C’est bien sûr un air connu, quelquefois à peu de voix, quelques voix seulement, quelques dizaines que tout bascule : ceux qui dominaient hier, perdent tout ou presque, ou se retrouvent dans l’opposition ! Même s’ils n’ont pas démérité, ils doivent passer la main.
Il faut bien le reconnaître, cette fois davantage de la droite vers la gauche, peu d’uppercut, mais de sérieux changements tant au niveau des villes, villages, que des départements. La France, au plan local penche à gauche, et le territoire est depuis dimanche, davantage teinté de rose que de bleu, vert ou rouge.

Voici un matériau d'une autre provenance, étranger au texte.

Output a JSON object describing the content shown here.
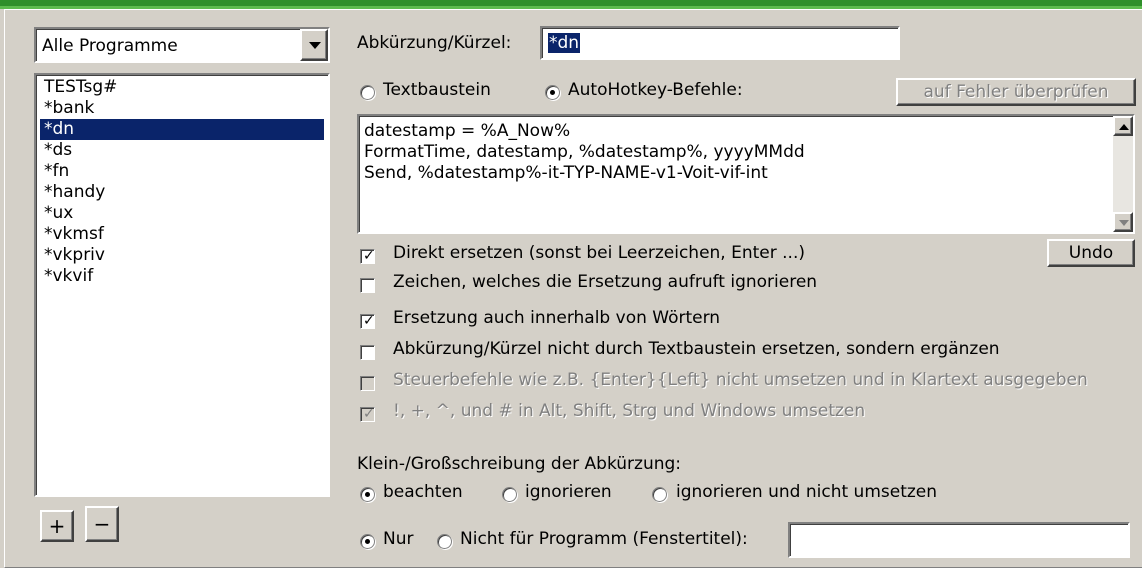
{
  "program_select": {
    "value": "Alle Programme"
  },
  "hotstrings": {
    "items": [
      "TESTsg#",
      "*bank",
      "*dn",
      "*ds",
      "*fn",
      "*handy",
      "*ux",
      "*vkmsf",
      "*vkpriv",
      "*vkvif"
    ],
    "selected_index": 2
  },
  "buttons": {
    "add_label": "+",
    "remove_label": "−",
    "check_label": "auf Fehler überprüfen",
    "undo_label": "Undo"
  },
  "abbreviation": {
    "label": "Abkürzung/Kürzel:",
    "value": "*dn"
  },
  "mode": {
    "textbaustein_label": "Textbaustein",
    "autohotkey_label": "AutoHotkey-Befehle:",
    "selected": "autohotkey"
  },
  "code_lines": [
    "datestamp = %A_Now%",
    "FormatTime, datestamp, %datestamp%, yyyyMMdd",
    "Send, %datestamp%-it-TYP-NAME-v1-Voit-vif-int"
  ],
  "options": {
    "direct_replace": {
      "label": "Direkt ersetzen (sonst bei Leerzeichen, Enter ...)",
      "checked": true,
      "enabled": true
    },
    "ignore_trigger_char": {
      "label": "Zeichen, welches die Ersetzung aufruft ignorieren",
      "checked": false,
      "enabled": true
    },
    "inside_words": {
      "label": "Ersetzung auch innerhalb von Wörtern",
      "checked": true,
      "enabled": true
    },
    "no_backspace": {
      "label": "Abkürzung/Kürzel nicht durch Textbaustein ersetzen, sondern ergänzen",
      "checked": false,
      "enabled": true
    },
    "raw_mode": {
      "label": "Steuerbefehle wie z.B. {Enter}{Left} nicht umsetzen und in Klartext ausgegeben",
      "checked": false,
      "enabled": false
    },
    "modifier_translate": {
      "label": "!, +, ^, und # in Alt, Shift, Strg und Windows umsetzen",
      "checked": true,
      "enabled": false
    }
  },
  "case": {
    "heading": "Klein-/Großschreibung der Abkürzung:",
    "observe_label": "beachten",
    "ignore_label": "ignorieren",
    "ignore_no_convert_label": "ignorieren und nicht umsetzen",
    "selected": "observe"
  },
  "program_filter": {
    "only_label": "Nur",
    "not_label": "Nicht für Programm (Fenstertitel):",
    "selected": "only",
    "value": ""
  }
}
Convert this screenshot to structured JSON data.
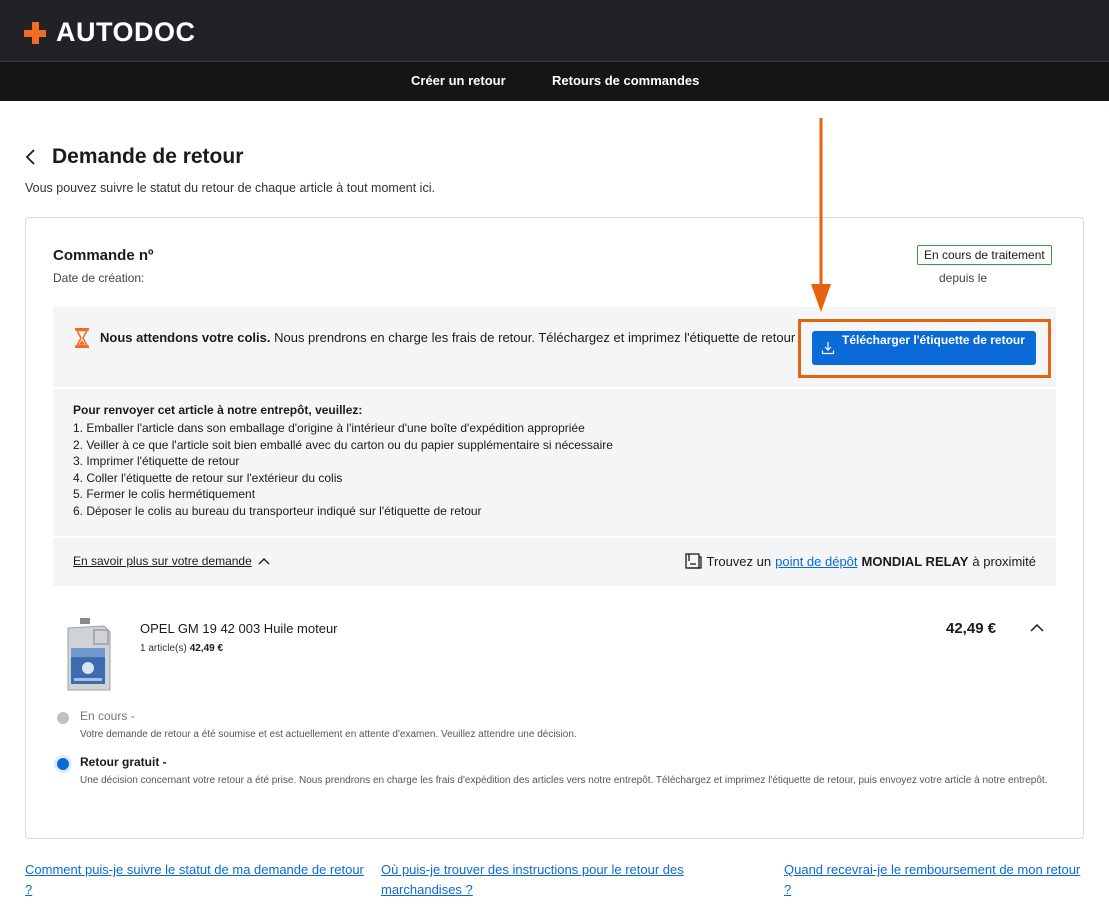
{
  "brand": {
    "name": "AUTODOC",
    "accent": "#f26b21",
    "primary": "#0a6ad8"
  },
  "nav": {
    "create_return": "Créer un retour",
    "order_returns": "Retours de commandes"
  },
  "page": {
    "title": "Demande de retour",
    "subtitle": "Vous pouvez suivre le statut du retour de chaque article à tout moment ici."
  },
  "order": {
    "title": "Commande nº",
    "date_label": "Date de création:",
    "status": "En cours de traitement",
    "since": "depuis le"
  },
  "notice": {
    "bold": "Nous attendons votre colis.",
    "text": " Nous prendrons en charge les frais de retour. Téléchargez et imprimez l'étiquette de retour",
    "button": "Télécharger l'étiquette de retour",
    "icon": "hourglass-icon"
  },
  "instructions": {
    "title": "Pour renvoyer cet article à notre entrepôt, veuillez:",
    "steps": [
      "1. Emballer l'article dans son emballage d'origine à l'intérieur d'une boîte d'expédition appropriée",
      "2. Veiller à ce que l'article soit bien emballé avec du carton ou du papier supplémentaire si nécessaire",
      "3. Imprimer l'étiquette de retour",
      "4. Coller l'étiquette de retour sur l'extérieur du colis",
      "5. Fermer le colis hermétiquement",
      "6. Déposer le colis au bureau du transporteur indiqué sur l'étiquette de retour"
    ]
  },
  "learn_more": "En savoir plus sur votre demande",
  "relay": {
    "prefix": "Trouvez un",
    "link": "point de dépôt",
    "carrier": "MONDIAL RELAY",
    "suffix": "à proximité"
  },
  "product": {
    "name": "OPEL GM 19 42 003 Huile moteur",
    "qty": "1 article(s)",
    "unit_price": "42,49 €",
    "price": "42,49 €"
  },
  "timeline": [
    {
      "title": "En cours -",
      "desc": "Votre demande de retour a été soumise et est actuellement en attente d'examen. Veuillez attendre une décision."
    },
    {
      "title": "Retour gratuit -",
      "desc": "Une décision concernant votre retour a été prise. Nous prendrons en charge les frais d'expédition des articles vers notre entrepôt. Téléchargez et imprimez l'étiquette de retour, puis envoyez votre article à notre entrepôt."
    }
  ],
  "faq": [
    "Comment puis-je suivre le statut de ma demande de retour ?",
    "Où puis-je trouver des instructions pour le retour des marchandises ?",
    "Quand recevrai-je le remboursement de mon retour ?"
  ]
}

A qui la faute, quel est le ou quels sont les coupables, ou plutôt les causes, certainement très diverses que l’on soit, comme on dit, de droite ou de gauche, c’est de bonne guerre, les faits s’analysent différemment : gagner une bataille, ce n’est pas gagner la guerre, mais il y a des signes que nos spécialistes : politologues avisés, journalistes spécialisés mettent, un malin plaisir, à interpréter, avec un style dont ils ont le secret.
IL convient, toutefois, de remarquer que les électeurs ont boudé, dans une forte proportion ce vote, tant au premier qu’au deuxième tour. Une fois de plus, c’est bien de la crédibilité de nos chers élus dont il s’agit. Apparemment, les français ont sanctionné également le cumul des mandats, et réclament, de plus en plus, des maires et des élus locaux à plein temps.
Pour Bordeaux et son agglomération, c’est tout l’enjeu de la communauté urbaine : schéma classique, l’histoire semble se répéter des 59-61 représentants pour 120 élus qui siègent et décident au travers des compétences très importantes de cet établissement public.
C’est bien le 3ème tour qui se déroulera mi-avril qui dira quel sera le président de cette intercommunalité, et si un accord de gestion est intervenu ou pas durant la nouvelle mandature.